With the Apple versus Samsung trial hitting its climax, this is apparently an opportune time to rope Google into its own lawsuit, too. You get a lawsuit, and you get a lawsuit—everyone gets a lawsuit!
A complaint filed earlier this week accuses Google of deliberately conspiring with device manufacturers to make its search engine the default on Android phones and tablets, thus driving up the cost of those particular devices.
The suit was filed Tuesday in the U.S. District court for the Northern District of California. It alleges that Google made agreements with manufacturers to require its suite of apps to be placed front-and-center on the Android operating system. It specifically refers to the Mobile Application Distribution Agreements (MADA) and references companies like Samsung and HTC and uses the HTC EVO 3D and Galaxy SIII.

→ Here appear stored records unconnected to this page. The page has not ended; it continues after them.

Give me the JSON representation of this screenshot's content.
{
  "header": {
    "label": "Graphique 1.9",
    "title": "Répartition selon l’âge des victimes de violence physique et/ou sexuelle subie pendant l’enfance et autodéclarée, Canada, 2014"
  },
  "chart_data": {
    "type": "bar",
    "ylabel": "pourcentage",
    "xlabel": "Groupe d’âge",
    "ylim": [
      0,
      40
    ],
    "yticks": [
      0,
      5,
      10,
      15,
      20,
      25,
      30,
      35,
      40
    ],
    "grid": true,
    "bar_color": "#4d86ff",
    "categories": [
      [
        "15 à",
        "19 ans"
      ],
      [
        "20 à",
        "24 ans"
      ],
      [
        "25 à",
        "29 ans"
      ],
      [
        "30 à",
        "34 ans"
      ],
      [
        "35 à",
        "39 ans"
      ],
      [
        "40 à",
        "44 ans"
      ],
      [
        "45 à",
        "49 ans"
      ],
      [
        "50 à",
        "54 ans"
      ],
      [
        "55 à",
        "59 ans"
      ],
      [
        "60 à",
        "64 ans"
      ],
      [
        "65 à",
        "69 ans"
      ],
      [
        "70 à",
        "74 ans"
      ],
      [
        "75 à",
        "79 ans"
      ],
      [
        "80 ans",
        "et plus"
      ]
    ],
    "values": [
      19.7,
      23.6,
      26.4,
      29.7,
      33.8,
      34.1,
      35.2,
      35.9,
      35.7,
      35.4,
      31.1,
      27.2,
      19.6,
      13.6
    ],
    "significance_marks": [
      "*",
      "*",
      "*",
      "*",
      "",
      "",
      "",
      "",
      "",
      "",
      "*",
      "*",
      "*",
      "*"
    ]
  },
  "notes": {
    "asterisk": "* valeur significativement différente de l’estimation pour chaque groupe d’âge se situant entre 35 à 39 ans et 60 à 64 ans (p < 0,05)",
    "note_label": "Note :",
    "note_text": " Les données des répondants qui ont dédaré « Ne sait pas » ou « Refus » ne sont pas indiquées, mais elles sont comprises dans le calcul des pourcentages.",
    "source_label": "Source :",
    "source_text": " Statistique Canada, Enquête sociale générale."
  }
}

“Because consumers want access to Google’s products, and due to Google’s power in the U.S. market for general handheld search, Google has unrivaled market power over smartphone and tablet manufacturers,” says the suit. It also suggests that Android devices would be cheaper if manufacturers didn't have to pay Google for better positioning in the market and that users would have more search options if it weren't for the embedded Google search integration. "[Consumers] do not know how to switch, nor will they go to the trouble of switching, the default search engine on their devices."
A Google spokesperson sent out a brief statement on the matter. "Anyone can use Android without Google and anyone can use Google without Android. Since Android's introduction, greater competition in smartphones has given consumers more choices at lower prices."
The lawsuit comes at an interesting time considering the fact that the next wave of low-end devices meant to help bring smartphones to emerging markets run Android. Granted, not all of them were developed in conjunction with Google—Nokia's X phone, for instance, is a completely independent venture. However, companies like HTC and Samsung do offer a myriad of sub-$200 devices that come standard with Google's app offerings.
It'll be interesting to see how this lawsuit pans out. Android is an open source mobile operating system, but in order for Google to stay relevant is has to be a part of the process in one way or another. The catch is that the inclusion of Google's suite of apps and search engine by default is in practice just as limiting to users as its competitors.